Einigung: Facebook zu Kooperation mit Bundesregierung bereit

Wie das Bundesinnenministerium am Donnerstag bekannt gibt, haben sich Minister Hans-Peter Friedrich und der Internetkonzern Facebook darauf geeinigt, "im Wege der Selbstregulierung" den Schutz der User Sozialer Netzwerke zu stärken.

Bisher gab es von Seiten des Zuckerberg Konzerns noch keine Beteiligung an gemeinsamen Maßnahmen zur Selbstverpflichtung von Anbietern sozialer Netzwerke in der Bundesrepublik. Das hat sich nun geändert.

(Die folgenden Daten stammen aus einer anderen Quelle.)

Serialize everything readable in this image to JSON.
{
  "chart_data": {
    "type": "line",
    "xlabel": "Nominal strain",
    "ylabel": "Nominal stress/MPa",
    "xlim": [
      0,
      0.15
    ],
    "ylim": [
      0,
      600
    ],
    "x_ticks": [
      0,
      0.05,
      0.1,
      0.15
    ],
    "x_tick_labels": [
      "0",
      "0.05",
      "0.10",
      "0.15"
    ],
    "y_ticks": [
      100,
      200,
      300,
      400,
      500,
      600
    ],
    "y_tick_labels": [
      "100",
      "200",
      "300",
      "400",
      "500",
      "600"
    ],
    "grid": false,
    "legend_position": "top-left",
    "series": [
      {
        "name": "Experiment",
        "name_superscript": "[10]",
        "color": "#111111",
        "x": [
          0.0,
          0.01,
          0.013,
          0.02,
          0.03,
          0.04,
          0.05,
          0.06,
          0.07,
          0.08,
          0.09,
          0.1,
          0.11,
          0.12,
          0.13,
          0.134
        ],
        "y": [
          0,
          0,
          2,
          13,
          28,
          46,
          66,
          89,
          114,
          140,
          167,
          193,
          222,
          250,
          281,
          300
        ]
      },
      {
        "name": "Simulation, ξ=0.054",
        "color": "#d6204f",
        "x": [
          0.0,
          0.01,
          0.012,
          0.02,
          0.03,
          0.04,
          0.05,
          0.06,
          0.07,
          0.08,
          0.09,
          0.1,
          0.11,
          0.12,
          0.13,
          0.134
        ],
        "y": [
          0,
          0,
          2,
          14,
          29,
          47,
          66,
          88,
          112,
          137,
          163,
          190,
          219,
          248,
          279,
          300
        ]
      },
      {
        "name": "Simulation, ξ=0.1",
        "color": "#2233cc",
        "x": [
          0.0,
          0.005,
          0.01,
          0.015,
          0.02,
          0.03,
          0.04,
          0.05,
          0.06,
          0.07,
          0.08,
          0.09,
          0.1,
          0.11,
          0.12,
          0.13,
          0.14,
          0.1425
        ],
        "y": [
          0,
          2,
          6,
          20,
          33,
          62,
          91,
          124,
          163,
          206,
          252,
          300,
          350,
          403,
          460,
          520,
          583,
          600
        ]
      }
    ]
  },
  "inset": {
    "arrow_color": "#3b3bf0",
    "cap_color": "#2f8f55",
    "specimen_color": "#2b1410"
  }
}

Facebook unterstützt Initiative zur Selbstregulierung

Im Gespräch mit Richard Allen, Director European Public Policy bei Facebook, erklärte Bundesinnenminister Dr. Friedrich nun: „Ich strebe mittelfristig einen allgemeinen Kodex für soziale Netzwerke an, der Regelungen zur Datensicherheit, sicheren Identitäten sowie Aspekten des Daten-, Verbraucher- und Jugendschutzes enthält.“ Dieser enthält nach Angaben des Bundesinnenministeriums auch „aktuelle Fragen (…) von einer Stärkung der Medienkompetenz bis hin zu den Verfahren der Datenübermittlung“. Die Amerikaner begrüßen dieses Vorhaben: „Wir unterstützen die Initiative zur Selbstregulierung. Sie kann ein sehr effektiver Weg sein, um die Interessen der Internetnutzer zu schützen. Unser System ermöglicht den Menschen bereits jetzt die Kontrolle über den Umgang mit ihren persönlichen Daten. Wir werden unsere Erfahrungen gerne in die Entwicklung gemeinsamer Branchen-Standards einbringen“, so Richard Allen.

Deutsche Anbieter haben bereits ein entsprechendes Papier unterzeichnet, das unter anderem einen Verhaltenskodex zum Jugendschutz und für Betreiber von Social Communities bei der Freiwilligen Selbstkontrolle der Multimediaanbieter (FSM) beinhaltet.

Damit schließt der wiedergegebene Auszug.